Giovanni Lelli et son épouse Dominique, les deux architectes, se sont fait plaisir. Tout en respectant un cahier des charges des plus sévères. « Compte tenu du PPRI (plan de prévention des risques inondation), nous avons placé au rez-de-chaussée tout ce qui peut être rapidement mis à l’abri de l’eau ou qui présente une moindre valeur. Le reste est en haut, bien protégé et sur une surface nettement plus importante », explique Giovanni Lelli. C’est donc le risque de débordement de la Marne qui a modelé cet étonnant volume évasé. Côté façade principale, un porte-à-faux de 16,50 m (l’un des plus importants en béton réalisé en France) occupé par la médiathèque (300 m2). A l’arrière, reposant lui aussi sur le vide, un auditorium. Conséquence heureuse de cette faible emprise au sol, il a été possible de sauver deux platanes quasi-centenaires qui encadrent la vue que l’on a sur la rivière depuis la baie vitrée de la médiathèque. La crue record de 1910, il est vrai, dévasterait aujourd’hui le rez-de-chaussée jusqu’à hauteur d’homme. Aussi, même le parking en sous-sol est-il conçu pour faire office de réservoir à d’éventuelles inondations.

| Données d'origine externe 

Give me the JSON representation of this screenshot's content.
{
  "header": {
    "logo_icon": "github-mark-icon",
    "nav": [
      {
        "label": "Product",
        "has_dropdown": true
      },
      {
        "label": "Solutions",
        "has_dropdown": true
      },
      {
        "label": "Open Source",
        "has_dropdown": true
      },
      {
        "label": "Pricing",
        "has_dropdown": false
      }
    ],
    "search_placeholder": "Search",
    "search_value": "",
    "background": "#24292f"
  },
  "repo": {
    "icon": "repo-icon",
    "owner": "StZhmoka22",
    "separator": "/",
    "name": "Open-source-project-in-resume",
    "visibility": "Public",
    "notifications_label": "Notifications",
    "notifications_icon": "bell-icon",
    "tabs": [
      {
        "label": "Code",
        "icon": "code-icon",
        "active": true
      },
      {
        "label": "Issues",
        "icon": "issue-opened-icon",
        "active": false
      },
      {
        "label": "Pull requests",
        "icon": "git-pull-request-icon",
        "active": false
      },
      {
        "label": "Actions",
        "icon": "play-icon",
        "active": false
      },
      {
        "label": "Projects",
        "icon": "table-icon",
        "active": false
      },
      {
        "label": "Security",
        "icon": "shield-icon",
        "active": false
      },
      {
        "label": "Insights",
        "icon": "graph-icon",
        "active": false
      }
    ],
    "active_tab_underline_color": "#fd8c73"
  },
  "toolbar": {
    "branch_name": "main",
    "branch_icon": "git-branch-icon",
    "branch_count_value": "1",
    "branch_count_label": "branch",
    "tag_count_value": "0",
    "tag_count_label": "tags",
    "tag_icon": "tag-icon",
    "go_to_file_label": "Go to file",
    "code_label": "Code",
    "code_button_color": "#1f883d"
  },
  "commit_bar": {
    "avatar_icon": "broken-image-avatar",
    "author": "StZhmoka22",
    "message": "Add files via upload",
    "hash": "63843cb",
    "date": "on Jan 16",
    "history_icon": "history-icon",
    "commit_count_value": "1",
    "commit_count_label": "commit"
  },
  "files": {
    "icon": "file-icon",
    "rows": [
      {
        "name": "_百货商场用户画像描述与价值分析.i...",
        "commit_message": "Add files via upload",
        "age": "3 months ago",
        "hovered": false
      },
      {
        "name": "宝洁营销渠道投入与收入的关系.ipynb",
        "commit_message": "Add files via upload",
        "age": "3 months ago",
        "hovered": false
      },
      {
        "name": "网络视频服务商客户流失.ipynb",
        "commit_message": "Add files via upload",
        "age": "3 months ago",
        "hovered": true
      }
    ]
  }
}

L’eau est omniprésente, pour s’en défendre comme pour la valoriser. Déversées par des gargouilles sous l’avancée, les eaux pluviales alimentent un bassin que surplombe la passerelle d’accès au bâtiment, avant de rejoindre la nappe phréatique, puis la Marne. « Le PPRI, qui est récent, inspire des démarches plus citoyennes. Auparavant, le principe était d’évacuer l’eau le plus vite possible, par exemple chez les voisins. Aujourd’hui, il s’agit plutôt de la contenir dans un périmètre », souligne Giovanni Lelli.

Dialogue de bétons

Structuré par l’escalier monumental qui prolonge l’entrée, l’ouvrage est composé de deux volumes. D’un côté, un bâtiment de béton blanc, qui contient à gros trait l’espace public. De l’autre, une petite structure à vocation plus administrative, au relief gris et travaillé.

Giovanni Lelli commente : « Ce sont deux types de béton qui dialoguent. La partie blanche offre une surface lisse. C’est un béton autoplaçant avec strates de coulage apparentes. Fruit d’un intéressant travail avec les boiseurs, l’autre partie, grise et rugueuse, appelle le lichen, la mousse… ou la salissure, question de vocabulaire. »

Au sol, le béton étonne également, avec une matière chatoyante et irisée, spécialement étudiée pour le hall. « Un granito avec des inclusions de verre de récupération et un soupçon de nacre », précise l’architecte. Bref, l’ouvrage dénote un travail poussé sur la minéralité. Le mur de l’escalier monumental, par exemple, conjugue une texture « peau de bébé » avec un béton bouchardé. Alternance que souligne la main courante en hêtre semblant reposer sur le vide, œuvre du menuisier ACM. Giovanni Lelli conclut : « C’est avant tout un établissement d’accueil et de travail. A l’inverse d’une architecture très démonstrative, nous avons privilégié une structure simple, mais emplie de raffinements. »

De fait, le lieu inspire la quiétude. Par de magnifiques vues sur la Marne, une très belle luminosité mais aussi par le soin porté à l’acoustique. Ainsi, la salle de conférences de 120 places assises permettrait-elle de se faire entendre de l’auditoire sans amplification. Un astucieux système combinant deux abat-sons et des matières absorbantes fait en sorte que les ondes sonores montent mais ne descendent pas. Même préoccupation dans la médiathèque, où le bruit se répercute très peu entre les différentes tables de hêtre. Dans ce cœur de la maison, au centre du plafond, un panneau blanc sérigraphié immortalise la liste des compagnons ayant participé à l’ouvrage.